Como arequipeño inflo el pecho cuando veo al cerebral Joel Sánchez construir paredes o hacer centros precisos que se convierten en gol; y también cuando Paolo Fuentes, aguerrido defensor rojinegro, se barre y recupera el balón. ¡Son arequipeños! Tan arequipeños como Patato, aquel mítico goleador al que no vi ni siquiera por registro fílmico pero que enfrentó al considerado por muchos expertos en la materia el más grande portero de la historia del fútbol argentino: Amadeo Raúl Carrizo, quien no supo aceptar el gol que le marcó Patato y, a pesar de que los argentinos vencieron, arguyó que fue por el mal estado del campo de juego que no pudo dejar su valla invicta.
Mi padre y mi abuelo sí tuvieron el privilegio de disfrutarlo. Y siempre me narraban, quizá cayendo en el exceso, los golazos de Patato. Él mismo reconoce en las páginas del libro de Malpartida que exageran: «Cuando me narran mis goles, goles que ya no recuerdo, les pregunto si en verdad están hablando de mí». Y siempre estaremos hablando de él porque a través de Cuesta, Joel Sánchez o Paolo Fuentes su recuerdo y su legado permanecen más vivos que nunca. Pues, como reza el himno de Arequipa: siempre tendremos juventudes que renueven laureles de ayer.
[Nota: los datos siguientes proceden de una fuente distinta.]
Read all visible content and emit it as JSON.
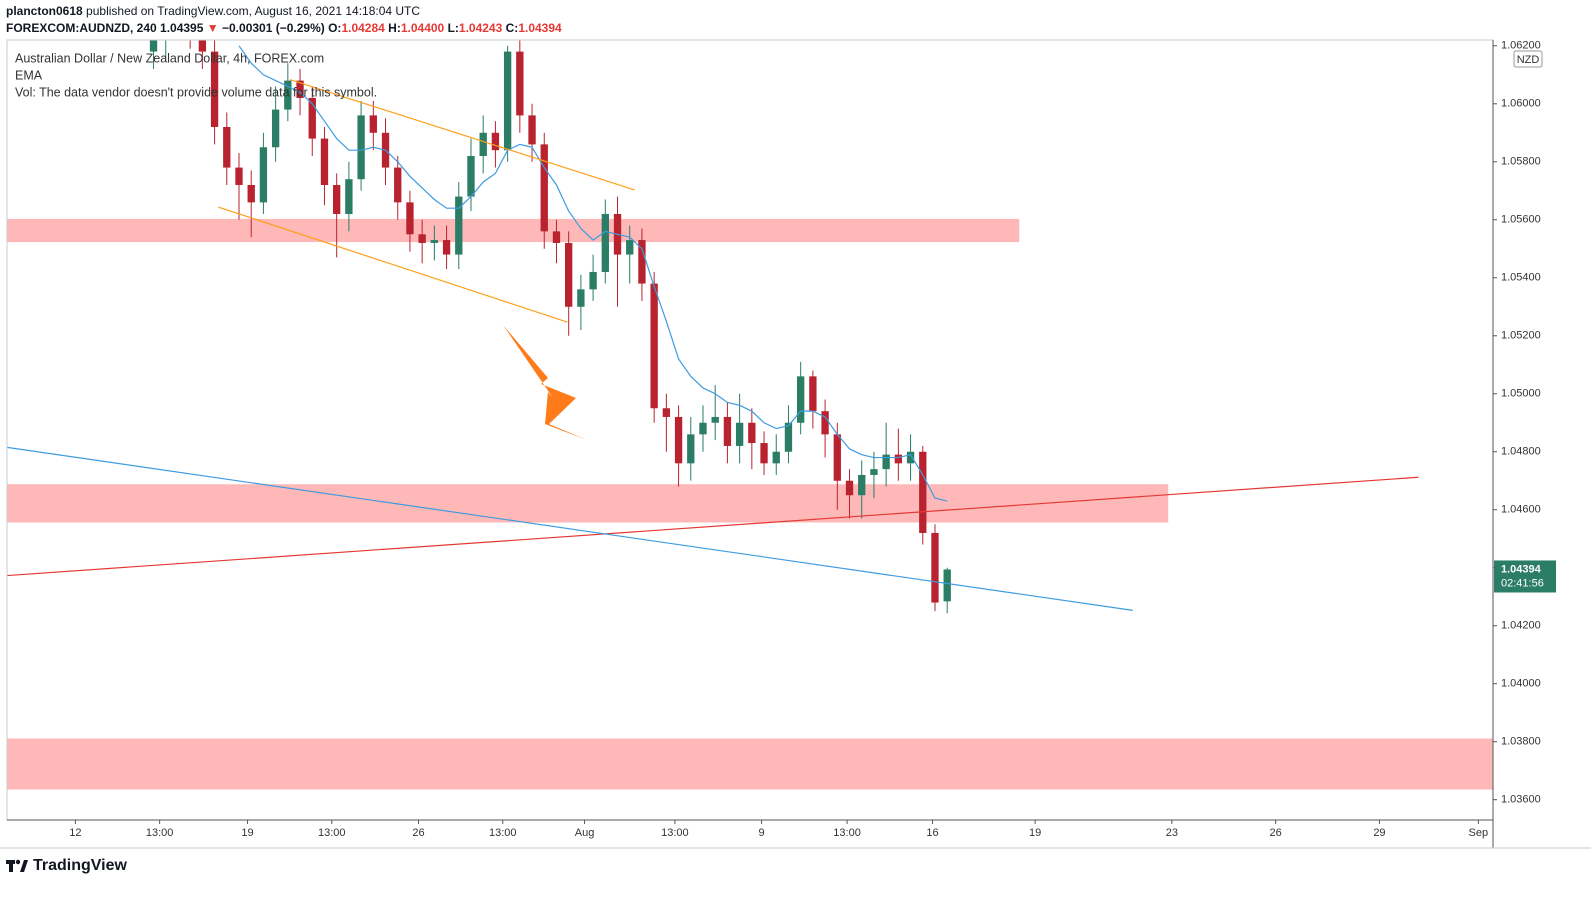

Ojalá hoy nos encontremos de nuevo —en una pollería, en las tribunas del estadio, o donde el destino lo quiera —, don Eduardo. Eso sí, luego de aplaudir otra victoria de Melgar. Gracias por todo lo que le dio a esa camiseta rojinegra que lo hacía (y lo sigue haciendo) sentirse más orgulloso que el mismo Misti. Y gracias también a mi abuelo que, con esa vocación pedagógica que era congénita en él, le enseñó a mi padre que un arequipeño que se precie de serlo deberá amar los colores de Melgar. ¡La lección fue aprendida!